Archive pour le Tag 'prioritaire'

Blockchain : quel champ d’application prioritaire

Blockchain : quel champ d’application prioritaire

 

Une tribune intéressante sur le développement la blockchain de Clément Jeanneau, Cofondateur Blockchain Partner, VP Etudes & Prospective qui demande une clarification des priorités après la déclaration du ministre de l’économie sur le sujet. Peut-être cependant, l’application hors fiances de la blockchain est-telle cependant un peu sous-estimée (application dans l’industrie, les services, voire l’agriculture).  

 (Papier de la Tribune)

« A l’heure où le gouvernement prépare une stratégie nationale en matière de blockchain, il devient urgent de s’interroger (ou se réinterroger) sur ce qu’on entend par blockchain.
Comme l’intelligence artificielle, la blockchain est en effet devenue un terme fourre-tout dans lequel chacun y voit ce qu’il veut y voir. Il ne s’agit pas tant de s’accorder sur une définition : l’enjeu n’est pas de savoir si la blockchain se définit avant tout comme base de données, technologie ou mouvement sociétal. La blockchain est devenue une métonymie : lorsqu’il en est question, il faut considérer tout ce que le terme englobe, c’est-à-dire un ensemble d’innovations qui vont bien au-delà d’un simple registre, aussi incorruptible et transparent soit-il.
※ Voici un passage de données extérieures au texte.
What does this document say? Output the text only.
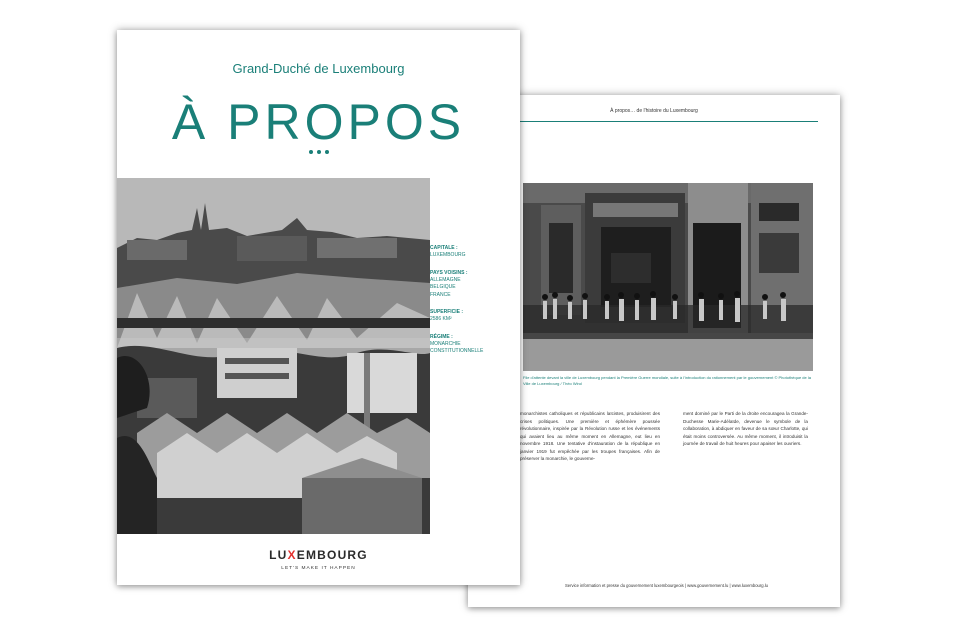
À propos… de l'histoire du Luxembourg
File d'attente devant la ville de Luxembourg pendant la Première Guerre mondiale, suite à l'introduction du rationnement par le gouvernement © Photothèque de la Ville de Luxembourg / Théo Wirol
monarchistes catholiques et républicains laïcistes, produisirent des crises politiques. Une première et éphémère poussée révolutionnaire, inspirée par la Révolution russe et les événements qui avaient lieu au même moment en Allemagne, eut lieu en novembre 1918. Une tentative d'instauration de la république en janvier 1919 fut empêchée par les troupes françaises. Afin de préserver la monarchie, le gouverne-
ment dominé par le Parti de la droite encouragea la Grande-Duchesse Marie-Adélaïde, devenue le symbole de la collaboration, à abdiquer en faveur de sa sœur Charlotte, qui était moins controversée. Au même moment, il introduisit la journée de travail de huit heures pour apaiser les ouvriers.
Service information et presse du gouvernement luxembourgeois | www.gouvernement.lu | www.luxembourg.lu
Grand-Duché de Luxembourg
À PROPOS
CAPITALE :
LUXEMBOURG
PAYS VOISINS :
ALLEMAGNE
BELGIQUE
FRANCE
SUPERFICIE :
2586 KM²
RÉGIME :
MONARCHIE
CONSTITUTIONNELLE
LUXEMBOURG
LET'S MAKE IT HAPPEN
L’essentiel est de définir ce pourquoi cet ensemble d’innovations nous parait important, a fortiori pour la France. Ne pas poser cette vision, c’est se condamner à dresser un ensemble sans cohérence qui échouera à nous mener en position de « leader en matière de blockchain » - l’objectif annoncé par le gouvernement.

Pour ma part ma conviction est claire : les blockchains ouvrent la voie à une nouvelle économie numérique, fondée sur les cryptoactifs. D’autres réponses pourraient être faites. Certains voient les blockchains avant tout comme un outil puissant pour optimiser et sécuriser les processus d’acteurs financiers existants. D’autres valorisent surtout les usages déjà fonctionnels dans différentes industries, notamment en supply chain. Ces bénéfices sont réels, et sont d’ailleurs complémentaires : il ne s’agit pas d’en choisir un au détriment d’autres. Il s’agit de se donner un cap pour savoir vers où nous voulons tendre. Ne pas établir de priorités, c’est déjà faire un choix. En l’occurrence, les pistes qui viennent d’être citées relèvent d’innovation incrémentale (souvent fondée sur des blockchains privées), et non de rupture (fondée sur des blockchains publiques).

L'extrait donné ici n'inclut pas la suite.